NVIDIA announces xAI's Colossus supercomputer, based on technology developed in Israeli R&D center
NVIDIA announces xAI's Colossus supercomputer, based on technology developed in Israeli R&D center
Elon Musk has dubbed it “the most powerful AI training system in the world.”
xAI’s new Colossus supercomputer cluster, built by xAI with NVIDIA and comprising 100,000 NVIDIA Hopper Tensor Core GPUs used to train the Grok family of large language models, was built in part at the company’s Israel-based R&D center. The scale was achieved by using the NVIDIA Spectrum-X Ethernet networking platform designed to deliver superior performance to multi-tenant, hyperscale AI factories using standards-based Ethernet, for its Remote Direct Memory Access (RDMA) network.
xAI is in the process of doubling the size of Colossus to a combined total of 200,000 NVIDIA Hopper GPUs, with chatbots offered as a feature for X Premium subscribers. The supercomputer was built in only 122 days, as opposed to the typical timeframe for systems this size which could take months or years.
“AI is becoming mission-critical and requires increased performance, security, scalability, and cost-efficiency,” said Gilad Shainer, senior vice president of networking at NVIDIA. “The NVIDIA Spectrum-X Ethernet networking platform is designed to provide innovators such as xAI with faster processing, analysis, and execution of AI workloads, and in turn accelerates the development, deployment, and time to market of AI solutions.”
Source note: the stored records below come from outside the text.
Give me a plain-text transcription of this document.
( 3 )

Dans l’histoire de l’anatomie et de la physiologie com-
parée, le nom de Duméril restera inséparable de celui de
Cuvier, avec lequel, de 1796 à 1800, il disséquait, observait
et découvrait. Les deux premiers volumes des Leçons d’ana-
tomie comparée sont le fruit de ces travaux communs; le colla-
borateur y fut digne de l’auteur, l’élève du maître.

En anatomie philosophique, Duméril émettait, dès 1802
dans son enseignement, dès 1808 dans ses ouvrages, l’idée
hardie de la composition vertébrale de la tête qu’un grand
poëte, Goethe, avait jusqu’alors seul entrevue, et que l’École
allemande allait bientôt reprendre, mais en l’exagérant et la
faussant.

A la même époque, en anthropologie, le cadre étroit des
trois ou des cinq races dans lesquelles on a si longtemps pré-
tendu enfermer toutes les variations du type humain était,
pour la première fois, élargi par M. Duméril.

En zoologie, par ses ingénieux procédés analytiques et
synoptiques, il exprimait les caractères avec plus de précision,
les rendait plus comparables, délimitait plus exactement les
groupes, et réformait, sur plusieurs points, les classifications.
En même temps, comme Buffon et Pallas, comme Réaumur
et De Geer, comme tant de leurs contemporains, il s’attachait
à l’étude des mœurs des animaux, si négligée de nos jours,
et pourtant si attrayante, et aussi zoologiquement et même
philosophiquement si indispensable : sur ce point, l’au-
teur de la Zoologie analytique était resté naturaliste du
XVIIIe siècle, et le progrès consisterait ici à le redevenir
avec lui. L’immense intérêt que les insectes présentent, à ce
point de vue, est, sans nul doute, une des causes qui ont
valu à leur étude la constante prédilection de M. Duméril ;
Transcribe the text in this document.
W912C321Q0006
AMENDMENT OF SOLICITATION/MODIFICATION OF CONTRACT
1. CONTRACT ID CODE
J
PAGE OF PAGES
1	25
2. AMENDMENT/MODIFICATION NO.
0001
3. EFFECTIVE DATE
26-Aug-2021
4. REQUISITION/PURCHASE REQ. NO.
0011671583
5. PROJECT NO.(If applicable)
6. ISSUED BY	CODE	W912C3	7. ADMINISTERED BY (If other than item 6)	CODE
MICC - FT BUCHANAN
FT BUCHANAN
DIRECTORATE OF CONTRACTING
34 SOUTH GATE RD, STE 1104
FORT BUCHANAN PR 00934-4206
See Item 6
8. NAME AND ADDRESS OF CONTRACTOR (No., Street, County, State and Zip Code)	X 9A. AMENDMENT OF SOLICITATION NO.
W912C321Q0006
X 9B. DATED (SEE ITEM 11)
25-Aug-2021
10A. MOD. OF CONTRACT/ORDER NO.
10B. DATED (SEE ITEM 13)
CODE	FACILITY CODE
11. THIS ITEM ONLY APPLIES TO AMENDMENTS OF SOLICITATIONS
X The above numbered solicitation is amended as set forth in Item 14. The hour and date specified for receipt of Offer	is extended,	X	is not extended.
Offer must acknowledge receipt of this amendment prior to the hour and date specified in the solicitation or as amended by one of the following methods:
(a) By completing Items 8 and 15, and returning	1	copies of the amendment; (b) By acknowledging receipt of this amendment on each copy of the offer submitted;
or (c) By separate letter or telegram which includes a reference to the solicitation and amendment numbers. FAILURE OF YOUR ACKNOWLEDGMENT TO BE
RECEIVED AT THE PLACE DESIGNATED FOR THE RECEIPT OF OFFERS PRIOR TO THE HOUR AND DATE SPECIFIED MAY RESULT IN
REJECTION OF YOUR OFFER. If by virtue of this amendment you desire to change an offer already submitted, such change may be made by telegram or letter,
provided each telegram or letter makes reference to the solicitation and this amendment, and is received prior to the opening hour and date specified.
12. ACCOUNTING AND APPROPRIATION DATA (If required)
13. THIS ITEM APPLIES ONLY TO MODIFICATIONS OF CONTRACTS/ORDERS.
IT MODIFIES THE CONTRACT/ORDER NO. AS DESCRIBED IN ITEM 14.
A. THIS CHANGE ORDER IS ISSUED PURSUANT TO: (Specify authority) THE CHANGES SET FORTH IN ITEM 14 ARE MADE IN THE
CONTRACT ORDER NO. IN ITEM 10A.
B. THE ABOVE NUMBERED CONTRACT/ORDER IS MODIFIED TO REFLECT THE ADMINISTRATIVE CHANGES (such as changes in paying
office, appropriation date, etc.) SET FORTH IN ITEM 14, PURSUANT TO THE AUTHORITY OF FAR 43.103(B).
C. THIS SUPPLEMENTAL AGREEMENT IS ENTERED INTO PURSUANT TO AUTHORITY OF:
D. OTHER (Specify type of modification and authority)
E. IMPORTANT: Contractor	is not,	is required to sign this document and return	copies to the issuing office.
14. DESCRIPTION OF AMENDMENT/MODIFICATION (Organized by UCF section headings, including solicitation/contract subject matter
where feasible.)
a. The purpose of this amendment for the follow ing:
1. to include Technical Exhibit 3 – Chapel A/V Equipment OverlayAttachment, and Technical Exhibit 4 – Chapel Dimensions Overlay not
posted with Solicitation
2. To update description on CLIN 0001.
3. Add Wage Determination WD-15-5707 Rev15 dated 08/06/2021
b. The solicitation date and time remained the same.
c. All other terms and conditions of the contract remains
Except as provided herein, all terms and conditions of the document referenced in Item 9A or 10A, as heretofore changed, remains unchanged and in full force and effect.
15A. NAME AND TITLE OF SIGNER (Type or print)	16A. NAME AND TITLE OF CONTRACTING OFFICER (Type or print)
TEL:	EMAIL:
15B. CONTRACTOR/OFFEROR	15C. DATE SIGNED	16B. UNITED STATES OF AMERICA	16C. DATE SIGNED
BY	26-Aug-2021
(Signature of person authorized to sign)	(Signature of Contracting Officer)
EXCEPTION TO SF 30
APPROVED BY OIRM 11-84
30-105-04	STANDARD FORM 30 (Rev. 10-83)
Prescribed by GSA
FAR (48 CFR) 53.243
xAI owner Elon Musk has dubbed Colossus “the most powerful AI training system in the world” and called the work achieved by NVIDIA and its supplier/partners “excellent”.
While training the large Grok model, Colossus achieves unprecedented network performance. Across three tiers of the network fabric, the system has experienced zero application latency degradation or packet loss due to flow collisions. It has maintained 95% data throughput enabled by Spectrum-X congestion control.
“xAI has built the world’s largest, most powerful supercomputer,” said an xAI spokesperson. “NVIDIA’s Hopper GPUs and Spectrum-X allow us to push the boundaries of training AI models at a massive scale, creating a super-accelerated and optimized AI factory based on the Ethernet standard.”